A deeper dive into New Orleans student growth for the period ending in Spring 2017 reveals the following findings:

Charter School Type: New Orleans charter schools affiliated with a Charter Management Organization (CMO) exhibit similar growth in reading and stronger growth in math compared to the state average.  Independently managed charter schools in New Orleans outperform the state average in both subjects. Within the New Orleans charter sector, CMO-affiliated charters make significantly weaker progress in reading and similar progress in math compared to independently managed charter schools.

Race/Ethnicity: Black students in New Orleans experience similar learning gains in reading and stronger learning gains math compared to the state average black student. Black students in New Orleans charter schools post stronger growth compared to the state average black student in both reading and math, while black students in New Orleans TPS exhibit similar gains in both subjects compared to the state average black student. The growth of Hispanic students in the city does not differ from the state average Hispanic student, regardless of the sector in which they enroll. A comparison of sectors within New Orleans indicates no significant difference in progress associated with charter or TPS attendance for either black students or Hispanic students.

Poverty, ELL, and Special Education: New Orleans students living in poverty, overall and particularly those attending charter schools, exhibit significantly stronger growth in both reading and math compared to the state average student in poverty. New Orleans students in poverty attending TPS post similar gains in both subjects compared to the state average student in poverty. Cross-sector analysis within New Orleans shows that charter school students in poverty experience similar reading growth and stronger math growth compared to TPS students in poverty.

Students with English Language Learner (ELL) designation post gains similar to the state average ELL student, regardless of their sector of enrollment. Within New Orleans, ELL students attending charter schools perform similarly to TPS ELL students in reading and outperform TPS ELL students in math.

Students receiving special education services in New Orleans schools experience stronger learning gains compared to the state average student in special education in both reading and math. Special education students in New Orleans charter schools show a similar pattern to that for special education students in the city overall. Special education students in TPS post similar growth in both reading and math compared to the state average special education student.
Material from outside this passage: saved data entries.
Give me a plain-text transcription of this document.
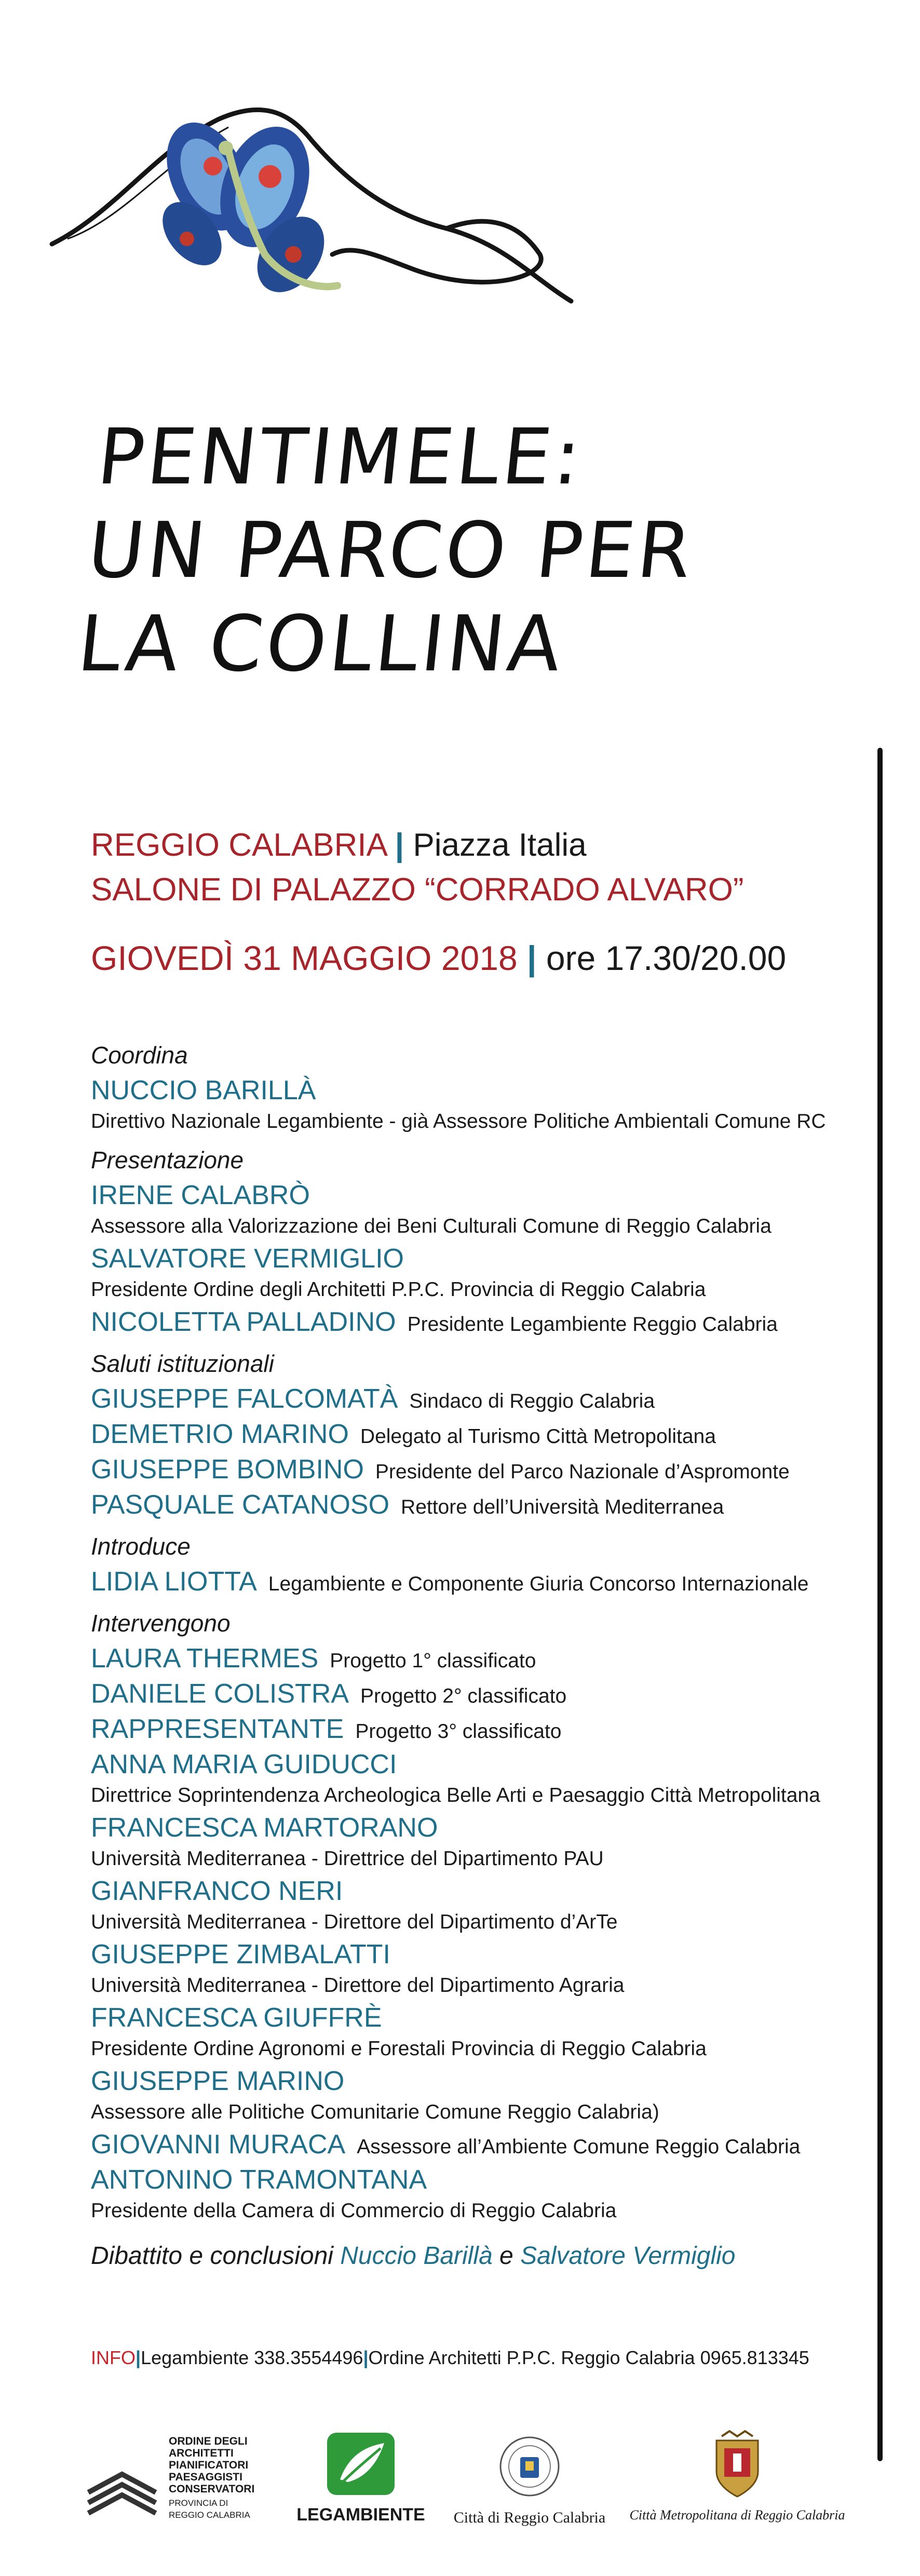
PENTIMELE:
UN PARCO PER
LA COLLINA
REGGIO CALABRIA | Piazza Italia
SALONE DI PALAZZO “CORRADO ALVARO”
GIOVEDÌ 31 MAGGIO 2018 | ore 17.30/20.00
Coordina
NUCCIO BARILLÀ
Direttivo Nazionale Legambiente - già Assessore Politiche Ambientali Comune RC
Presentazione
IRENE CALABRÒ
Assessore alla Valorizzazione dei Beni Culturali Comune di Reggio Calabria
SALVATORE VERMIGLIO
Presidente Ordine degli Architetti P.P.C. Provincia di Reggio Calabria
NICOLETTA PALLADINO Presidente Legambiente Reggio Calabria
Saluti istituzionali
GIUSEPPE FALCOMATÀ Sindaco di Reggio Calabria
DEMETRIO MARINO Delegato al Turismo Città Metropolitana
GIUSEPPE BOMBINO Presidente del Parco Nazionale d’Aspromonte
PASQUALE CATANOSO Rettore dell’Università Mediterranea
Introduce
LIDIA LIOTTA Legambiente e Componente Giuria Concorso Internazionale
Intervengono
LAURA THERMES Progetto 1° classificato
DANIELE COLISTRA Progetto 2° classificato
RAPPRESENTANTE Progetto 3° classificato
ANNA MARIA GUIDUCCI
Direttrice Soprintendenza Archeologica Belle Arti e Paesaggio Città Metropolitana
FRANCESCA MARTORANO
Università Mediterranea - Direttrice del Dipartimento PAU
GIANFRANCO NERI
Università Mediterranea - Direttore del Dipartimento d’ArTe
GIUSEPPE ZIMBALATTI
Università Mediterranea - Direttore del Dipartimento Agraria
FRANCESCA GIUFFRÈ
Presidente Ordine Agronomi e Forestali Provincia di Reggio Calabria
GIUSEPPE MARINO
Assessore alle Politiche Comunitarie Comune Reggio Calabria)
GIOVANNI MURACA Assessore all’Ambiente Comune Reggio Calabria
ANTONINO TRAMONTANA
Presidente della Camera di Commercio di Reggio Calabria
Dibattito e conclusioni Nuccio Barillà e Salvatore Vermiglio
INFO|Legambiente 338.3554496|Ordine Architetti P.P.C. Reggio Calabria 0965.813345
ORDINE DEGLI
ARCHITETTI
PIANIFICATORI
PAESAGGISTI
CONSERVATORI
PROVINCIA DI
REGGIO CALABRIA	LEGAMBIENTE	Città di Reggio Calabria	Città Metropolitana di Reggio Calabria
Within the city, learning gains of special education students attending charter schools do not differ from those of special education students attending TPS in either reading or math.  

Gender: Female students in New Orleans, overall and particularly those enrolled in charter schools, post stronger gains in both reading and math compared to the state average female student. Female students in New Orleans TPS experience growth similar to the state average female student in both subjects. Male students in New Orleans exhibit stronger growth in both reading and math compared to the state average male student. This pattern is also found specifically for male students in New Orleans charter schools. Male students in TPS post gains similar to the state average in both subjects.

Within the city, female students in charter schools perform similarly to female students in TPS in both subjects. Male students in New Orleans charter schools post similar reading gains and stronger growth in math compared to male students in New Orleans TPS.